Methods: Eighteen healthy male participants (age: 23.0 ± 1.6 years) performed a single-leg landing task from a 30-cm height. The VGRF was measured using a force plate and estimated using center of mass (COM) position data from a 2D video image with pose estimation AI (2D-AI) and three-dimensional optical motion capture (3D-Mocap). The measured and estimated peak VGRFs were compared using a paired t-test and Pearson's correlation coefficient. The absolute errors of the peak VGRF were also compared between the two estimations.

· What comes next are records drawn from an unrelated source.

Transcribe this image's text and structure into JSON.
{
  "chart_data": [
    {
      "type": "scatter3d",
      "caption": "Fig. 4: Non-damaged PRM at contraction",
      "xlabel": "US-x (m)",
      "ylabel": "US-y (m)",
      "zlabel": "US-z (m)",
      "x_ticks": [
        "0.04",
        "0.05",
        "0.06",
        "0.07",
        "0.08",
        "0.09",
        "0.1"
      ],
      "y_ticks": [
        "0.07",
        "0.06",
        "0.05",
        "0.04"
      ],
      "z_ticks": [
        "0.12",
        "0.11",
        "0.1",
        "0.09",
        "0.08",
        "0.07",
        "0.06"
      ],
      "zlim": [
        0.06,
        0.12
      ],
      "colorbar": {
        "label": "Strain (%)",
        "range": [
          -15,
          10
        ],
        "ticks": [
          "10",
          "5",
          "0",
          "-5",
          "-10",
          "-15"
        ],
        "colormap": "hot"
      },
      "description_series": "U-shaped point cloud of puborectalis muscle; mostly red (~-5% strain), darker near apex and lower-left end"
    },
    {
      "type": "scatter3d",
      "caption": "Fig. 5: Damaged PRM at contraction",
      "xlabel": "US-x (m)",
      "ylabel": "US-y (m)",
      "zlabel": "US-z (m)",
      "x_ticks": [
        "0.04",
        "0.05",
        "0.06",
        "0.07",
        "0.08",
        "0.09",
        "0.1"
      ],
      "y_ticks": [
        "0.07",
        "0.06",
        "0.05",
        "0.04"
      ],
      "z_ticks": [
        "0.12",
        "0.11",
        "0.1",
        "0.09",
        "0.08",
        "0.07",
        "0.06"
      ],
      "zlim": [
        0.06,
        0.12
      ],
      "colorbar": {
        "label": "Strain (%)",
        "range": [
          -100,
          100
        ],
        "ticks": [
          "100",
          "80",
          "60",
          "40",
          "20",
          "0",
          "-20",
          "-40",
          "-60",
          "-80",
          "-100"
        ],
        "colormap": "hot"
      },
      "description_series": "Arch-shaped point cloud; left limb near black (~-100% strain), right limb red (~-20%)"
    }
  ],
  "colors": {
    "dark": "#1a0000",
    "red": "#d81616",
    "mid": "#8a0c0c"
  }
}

Results: No significant difference in the peak VGRF was found between the force plate measured VGRF and the 2D-AI or 3D-Mocap estimated VGRF (force plate: 3.37 ± 0.42 body weight [BW], 2D-AI: 3.32 ± 0.42 BW, 3D-Mocap: 3.50 ± 0.42 BW). There was no significant difference in the absolute error of the peak VGRF between the 2D-AI and 3D-Mocap estimations (2D-AI: 0.20 ± 0.16 BW, 3D-Mocap: 0.13 ± 0.09 BW, P = 0.163). The measured peak VGRF was significantly correlated with the estimated peak by 2D-AI (R = 0.835, P <0.001).
Conclusion: The results of this study indicate that peak VGRF estimation using 2D video images and pose estimation AI is useful for the clinical assessment of single-leg landing.